# Homework Help: Solving Differential Equations

1. Feb 11, 2013

### Northbysouth

1. The problem statement, all variables and given/known data
A psychology class is studying memory. Several objects are uncovered to view for a given amount of minutes and then covered again. At most 150 objects can be viewed and remembered. The class found that after 10 minutes the average student could remember 25 objects. The differential equation that models this study is given by

dN/dt = k(L-N)

Solve this differential equation to find an equation that will give the number of objects remembered at any time t.

2. Relevant equations

3. The attempt at a solution

I'm a little unsure of what I'm doing, so some feedback would be great.

dN/dt = k(L-N)

dN = (kL - kN)dt

So, I think I need to move the N on the right hand side to the left, but I'm not sure how to do this, as every action I take keeps other prevents me from isolating N and dN on the left hand side.

Can I leave the N on the right hand side and integrate the left with respect to dN and the right with respect to dt?

2. Feb 11, 2013

### Dick

Move all of the N's to one side. dN/(k*(L-N))=dt.
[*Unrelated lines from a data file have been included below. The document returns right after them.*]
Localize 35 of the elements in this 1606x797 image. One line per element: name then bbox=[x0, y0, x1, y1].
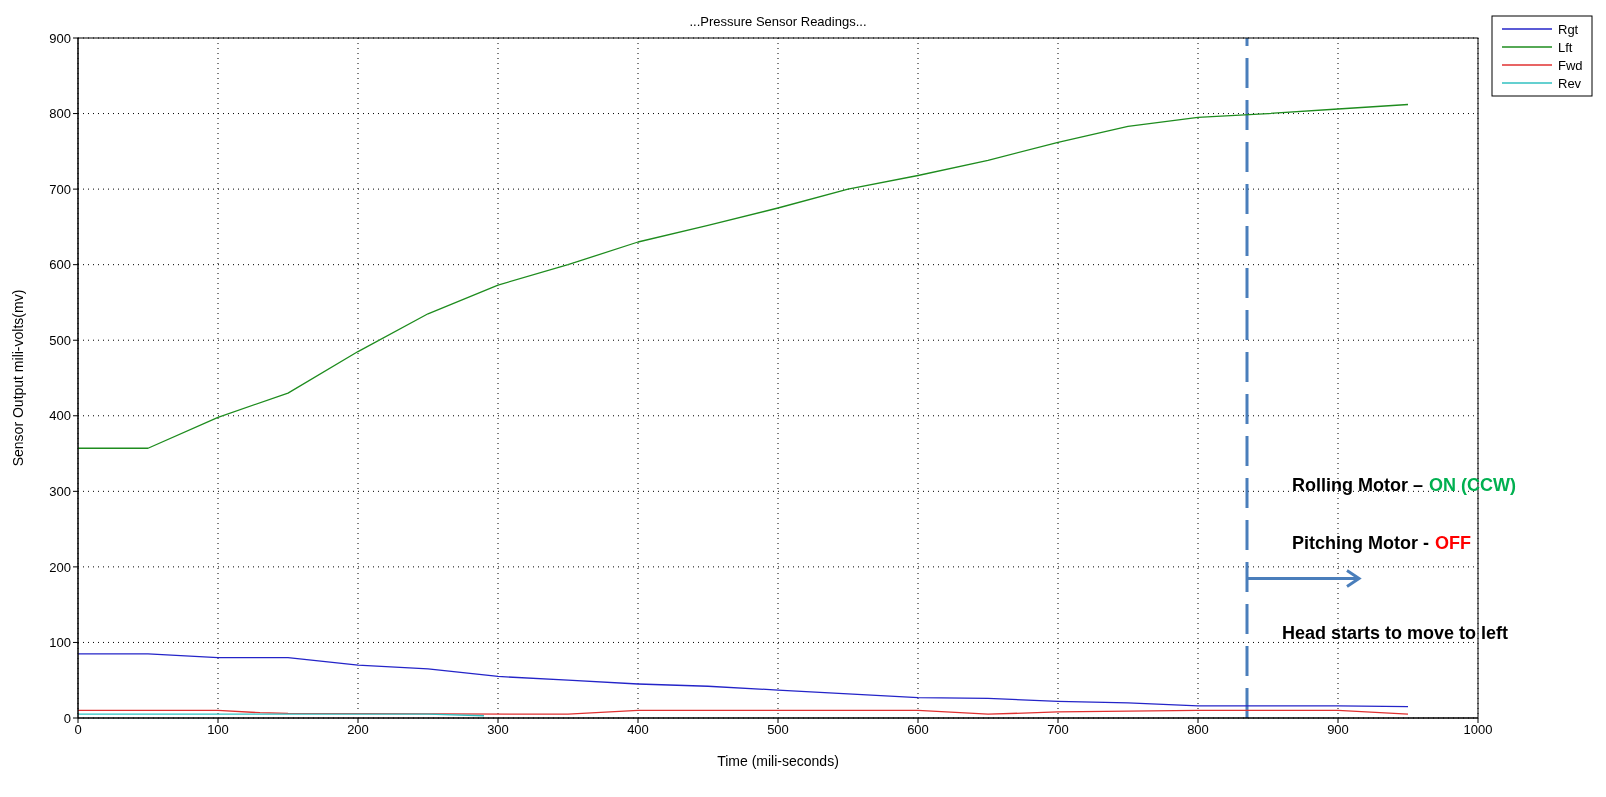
annotation: ON (CCW) bbox=[1428, 474, 1516, 495]
x-tick-label: 600 bbox=[907, 722, 929, 738]
line-series bbox=[78, 653, 1409, 708]
x-tick-label: 200 bbox=[347, 722, 369, 738]
x-tick-label: 0 bbox=[74, 722, 82, 738]
x-axis-title: Time (mili-seconds) bbox=[717, 753, 839, 769]
y-tick-label: 200 bbox=[49, 559, 71, 575]
y-tick-label: 300 bbox=[49, 483, 71, 499]
x-tick-label: 300 bbox=[487, 722, 509, 738]
y-tick-label: 500 bbox=[49, 332, 71, 348]
y-axis-title: Sensor Output mili-volts(mv) bbox=[9, 289, 26, 467]
x-tick-label: 400 bbox=[627, 722, 649, 738]
line-series bbox=[78, 103, 1409, 449]
legend-label: Rev bbox=[1558, 76, 1582, 91]
annotation: Rolling Motor – bbox=[1292, 474, 1423, 495]
legend-label: Fwd bbox=[1558, 58, 1583, 73]
y-tick-label: 800 bbox=[49, 106, 71, 122]
x-tick-label: 500 bbox=[767, 722, 789, 738]
x-tick-label: 100 bbox=[207, 722, 229, 738]
legend-label: Lft bbox=[1558, 40, 1573, 55]
y-tick-label: 100 bbox=[49, 635, 71, 651]
annotation: OFF bbox=[1434, 532, 1471, 553]
x-tick-label: 1000 bbox=[1463, 722, 1493, 738]
x-tick-label: 900 bbox=[1327, 722, 1349, 738]
chart-title: ...Pressure Sensor Readings... bbox=[689, 14, 867, 29]
x-tick-label: 700 bbox=[1047, 722, 1069, 738]
y-tick-label: 600 bbox=[49, 257, 71, 273]
x-tick-label: 800 bbox=[1187, 722, 1209, 738]
annotation: Pitching Motor - bbox=[1292, 532, 1429, 553]
y-tick-label: 700 bbox=[49, 181, 71, 197]
y-tick-label: 400 bbox=[49, 408, 71, 424]
legend-label: Rgt bbox=[1558, 22, 1579, 37]
y-tick-label: 0 bbox=[63, 710, 71, 726]
y-tick-label: 900 bbox=[49, 30, 71, 46]
annotation: Head starts to move to left bbox=[1282, 622, 1509, 643]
Now integrate both sides.

3. Feb 11, 2013

### lmedin02

Assuming K and L are constants.

How about dividing by (L-N) on both sides from dN/dt = k(L-N) instead of distributing the K? This equation is separable.

4. Feb 11, 2013

### Northbysouth

I hadn't considered moving t to one side by itself. Thanks.

So, I should end up with:

t = 1/k*ln(L-N)

5. Feb 11, 2013

### Dick

Almost. I'd write that (1/k)*ln(L-N). But I think you missed a '-' sign and you should put a +C someplace.

6. Feb 11, 2013

### Ray Vickson

Even easier: notice that since L is a constant we have dL/dt = 0, so dN/dt = d(N-L)/dt. Therefore, if x = N-L you have dx/dt = -kx.

7. Feb 13, 2013

### Northbysouth

When I spoke with my professor she informed me that I needed to use a u-substitution in order to integrate.

∫dN/(L-N) = ∫k dt

u = L-N

du = -dN
dN = -du

∫-du/u = ∫k dt

-ln(u) = kt + C

-ln(L-N) = ekt + C

N = ekt + C+ L

Then using the information given, I think that at t=0 N=150

150 = eC + L

So I have L = 150 - eC

I also know that at t=10 that N=25

25 = e10k +C + L

I have three unknowns but only two equations. Unless I'm missing something, I don't think it's possible for me to solve for L, C and k.
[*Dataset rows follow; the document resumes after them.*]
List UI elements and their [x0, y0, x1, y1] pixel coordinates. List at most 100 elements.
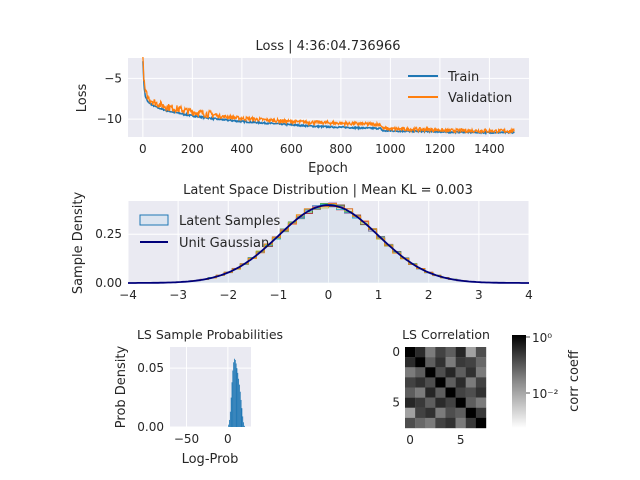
loss-y-tick-label: −10	[97, 112, 122, 126]
colorbar-tick-top: 10⁰	[532, 331, 552, 345]
prob-bar	[237, 372, 239, 427]
prob-bar	[240, 399, 242, 427]
prob-y-tick-label: 0.05	[137, 361, 164, 375]
latent-x-ticks: −4 −3 −2 −1 0 1 2 3 4	[119, 288, 533, 302]
corr-cell	[465, 407, 477, 419]
corr-cell	[475, 397, 487, 408]
corr-colorbar-ticks: 10⁰ 10⁻²	[526, 331, 559, 401]
corr-cell	[475, 417, 487, 429]
corr-cell	[445, 347, 456, 358]
corr-cell	[435, 367, 446, 378]
prob-bar	[229, 411, 231, 427]
corr-cell	[425, 347, 436, 358]
latent-x-tick-label: 3	[475, 288, 483, 302]
loss-grid	[128, 58, 529, 137]
corr-cell	[405, 357, 416, 368]
corr-cell	[445, 417, 456, 429]
prob-bar	[232, 370, 234, 427]
loss-lines	[142, 56, 515, 136]
prob-bar	[234, 359, 236, 427]
corr-cell	[415, 357, 426, 368]
corr-cell	[405, 397, 416, 408]
loss-x-tick-label: 0	[139, 142, 147, 156]
corr-cell	[425, 397, 436, 408]
corr-cell	[465, 347, 477, 358]
corr-y-tick-label: 0	[392, 345, 400, 359]
loss-x-ticks: 0 200 400 600 800 1000 1200 1400	[139, 142, 505, 156]
latent-title: Latent Space Distribution | Mean KL = 0.…	[183, 183, 473, 198]
loss-plot-area	[128, 58, 529, 137]
corr-cell	[415, 387, 426, 398]
corr-colorbar	[512, 335, 526, 428]
corr-cell	[455, 347, 466, 358]
latent-y-tick-label: 0.25	[95, 227, 122, 241]
prob-title: LS Sample Probabilities	[137, 327, 283, 342]
corr-cell	[475, 387, 487, 398]
corr-cell	[455, 367, 466, 378]
prob-bar	[242, 416, 244, 427]
legend-latent-samples-swatch	[139, 214, 169, 226]
latent-y-ticks: 0.00 0.25	[95, 227, 122, 290]
corr-cell	[415, 407, 426, 419]
corr-cell	[445, 387, 456, 398]
prob-bar	[233, 362, 235, 427]
corr-cell	[465, 417, 477, 429]
loss-x-label: Epoch	[308, 161, 348, 176]
corr-cell	[435, 347, 446, 358]
prob-bar	[228, 424, 230, 427]
latent-x-tick-label: −2	[219, 288, 237, 302]
corr-cell	[455, 357, 466, 368]
corr-cell	[475, 377, 487, 388]
corr-x-tick-label: 0	[406, 433, 414, 447]
corr-cell	[405, 377, 416, 388]
prob-y-tick-label: 0.00	[137, 420, 164, 434]
prob-bar	[243, 425, 245, 427]
corr-cell	[405, 387, 416, 398]
loss-title: Loss | 4:36:04.736966	[255, 39, 400, 54]
corr-cell	[475, 407, 487, 419]
loss-series-validation	[142, 56, 515, 135]
prob-bar	[236, 368, 238, 427]
loss-x-tick-label: 400	[230, 142, 253, 156]
corr-cell	[455, 417, 466, 429]
corr-cell	[475, 347, 487, 358]
corr-y-ticks: 05	[392, 345, 400, 410]
corr-heatmap	[405, 347, 487, 429]
prob-panel: −50 0 0.00 0.05 LS Sample Probabilities Lo…	[114, 327, 283, 467]
unit-gaussian-curve	[128, 204, 529, 284]
prob-bar	[243, 422, 244, 427]
prob-x-label: Log-Prob	[182, 452, 239, 467]
corr-cell	[445, 377, 456, 388]
corr-cell	[405, 367, 416, 378]
latent-x-tick-label: 0	[325, 288, 333, 302]
loss-panel: 0 200 400 600 800 1000 1200 1400 −5 −10 Loss | 4…	[75, 39, 529, 176]
prob-bar	[241, 408, 243, 427]
corr-cell	[415, 397, 426, 408]
corr-cell	[435, 407, 446, 419]
corr-cell	[455, 387, 466, 398]
corr-cell	[425, 367, 436, 378]
loss-x-tick-label: 1000	[375, 142, 406, 156]
colorbar-tick-mid: 10⁻²	[532, 387, 559, 401]
corr-cell	[405, 347, 416, 358]
corr-cell	[465, 357, 477, 368]
corr-cell	[465, 397, 477, 408]
prob-bar	[231, 382, 233, 427]
latent-x-tick-label: −4	[119, 288, 137, 302]
loss-x-tick-label: 1200	[425, 142, 456, 156]
corr-cell	[465, 377, 477, 388]
latent-panel: −4 −3 −2 −1 0 1 2 3 4 0.00 0.25 Latent Space Dist…	[71, 183, 533, 302]
corr-title: LS Correlation	[402, 327, 490, 342]
prob-bar	[235, 363, 237, 427]
latent-x-tick-label: −3	[169, 288, 187, 302]
corr-cell	[455, 377, 466, 388]
corr-x-tick-label: 5	[457, 433, 465, 447]
corr-cell	[455, 397, 466, 408]
loss-x-tick-label: 600	[280, 142, 303, 156]
corr-cell	[445, 367, 456, 378]
latent-y-label: Sample Density	[71, 192, 86, 295]
corr-cell	[475, 357, 487, 368]
corr-cell	[425, 407, 436, 419]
All suggestions are appreciated.

8. Feb 13, 2013

### Dick

I think the sign in front of k got messed up. When you've got -ln(L-N)=kt+C, it's better to multiply both sides by (-1) first so you've got ln(L-N)=(-kt+C). Now exponentiate. And when you've got something like e^(-kt+C) it's usually easier to write it as e^(-kt)*e^C. And since C is a constant, e^C is just another constant, so write it as just plain C. I.e. Ce^(-kt).
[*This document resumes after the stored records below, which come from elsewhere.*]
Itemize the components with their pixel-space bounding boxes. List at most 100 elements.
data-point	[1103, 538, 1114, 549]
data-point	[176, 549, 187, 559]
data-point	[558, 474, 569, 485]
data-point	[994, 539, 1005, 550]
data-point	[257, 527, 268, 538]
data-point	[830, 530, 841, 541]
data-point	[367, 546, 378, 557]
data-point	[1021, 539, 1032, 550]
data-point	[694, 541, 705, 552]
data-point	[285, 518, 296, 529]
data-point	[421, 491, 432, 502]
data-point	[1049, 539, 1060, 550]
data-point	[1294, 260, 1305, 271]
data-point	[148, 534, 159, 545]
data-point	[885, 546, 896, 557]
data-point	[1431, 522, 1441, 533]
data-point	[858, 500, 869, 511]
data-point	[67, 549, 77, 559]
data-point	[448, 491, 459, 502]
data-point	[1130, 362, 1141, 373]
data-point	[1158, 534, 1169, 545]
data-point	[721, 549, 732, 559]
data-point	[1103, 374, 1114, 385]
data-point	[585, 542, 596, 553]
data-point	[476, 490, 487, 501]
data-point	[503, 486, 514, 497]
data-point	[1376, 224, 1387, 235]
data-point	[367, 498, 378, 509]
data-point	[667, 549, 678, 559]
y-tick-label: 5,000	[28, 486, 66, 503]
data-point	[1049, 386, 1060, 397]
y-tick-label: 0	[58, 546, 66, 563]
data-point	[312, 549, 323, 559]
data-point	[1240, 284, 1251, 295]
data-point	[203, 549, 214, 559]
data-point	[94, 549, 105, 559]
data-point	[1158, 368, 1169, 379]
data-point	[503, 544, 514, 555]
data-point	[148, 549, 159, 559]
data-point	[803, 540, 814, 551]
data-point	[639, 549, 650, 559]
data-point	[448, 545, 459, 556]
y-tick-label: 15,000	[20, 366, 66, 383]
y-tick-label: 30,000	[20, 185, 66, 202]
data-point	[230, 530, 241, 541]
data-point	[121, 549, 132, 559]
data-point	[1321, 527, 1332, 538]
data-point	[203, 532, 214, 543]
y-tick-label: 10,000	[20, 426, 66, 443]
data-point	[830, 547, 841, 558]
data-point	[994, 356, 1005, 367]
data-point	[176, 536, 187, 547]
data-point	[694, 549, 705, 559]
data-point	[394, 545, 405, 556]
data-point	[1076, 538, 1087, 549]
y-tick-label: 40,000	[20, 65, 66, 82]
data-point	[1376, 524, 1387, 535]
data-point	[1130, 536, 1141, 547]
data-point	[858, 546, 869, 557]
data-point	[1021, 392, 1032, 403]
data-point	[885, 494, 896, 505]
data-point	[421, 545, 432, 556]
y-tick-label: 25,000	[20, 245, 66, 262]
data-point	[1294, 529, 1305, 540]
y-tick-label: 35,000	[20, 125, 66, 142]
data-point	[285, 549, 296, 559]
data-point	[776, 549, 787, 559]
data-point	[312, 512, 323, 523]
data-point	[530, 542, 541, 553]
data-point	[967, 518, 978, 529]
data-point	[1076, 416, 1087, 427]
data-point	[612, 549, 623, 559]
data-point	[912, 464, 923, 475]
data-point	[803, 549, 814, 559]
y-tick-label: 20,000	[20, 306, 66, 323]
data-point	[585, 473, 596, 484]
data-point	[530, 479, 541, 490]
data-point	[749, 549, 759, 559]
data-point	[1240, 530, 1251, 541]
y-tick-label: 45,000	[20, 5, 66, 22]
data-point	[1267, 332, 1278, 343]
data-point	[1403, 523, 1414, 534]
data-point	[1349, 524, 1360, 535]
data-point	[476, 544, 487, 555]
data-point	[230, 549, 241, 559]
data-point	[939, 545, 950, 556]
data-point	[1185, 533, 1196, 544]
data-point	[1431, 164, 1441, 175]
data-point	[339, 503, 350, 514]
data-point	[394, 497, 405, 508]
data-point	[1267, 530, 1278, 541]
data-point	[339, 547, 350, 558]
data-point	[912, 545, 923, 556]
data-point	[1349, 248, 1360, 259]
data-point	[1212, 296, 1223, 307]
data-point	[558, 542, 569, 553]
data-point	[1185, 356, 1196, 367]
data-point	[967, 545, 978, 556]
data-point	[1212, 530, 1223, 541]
On the initial value you thing, the statement of the question isn't crystal clear, but I think what they mean is at t=0, the student is just starting and hasn't memorized anything yet. So at t=0, N=0. At t=10, N=25. Finally for very large values of t the student should max out at 150 objects, so as t->infinity N->150. You do have three boundary conditions.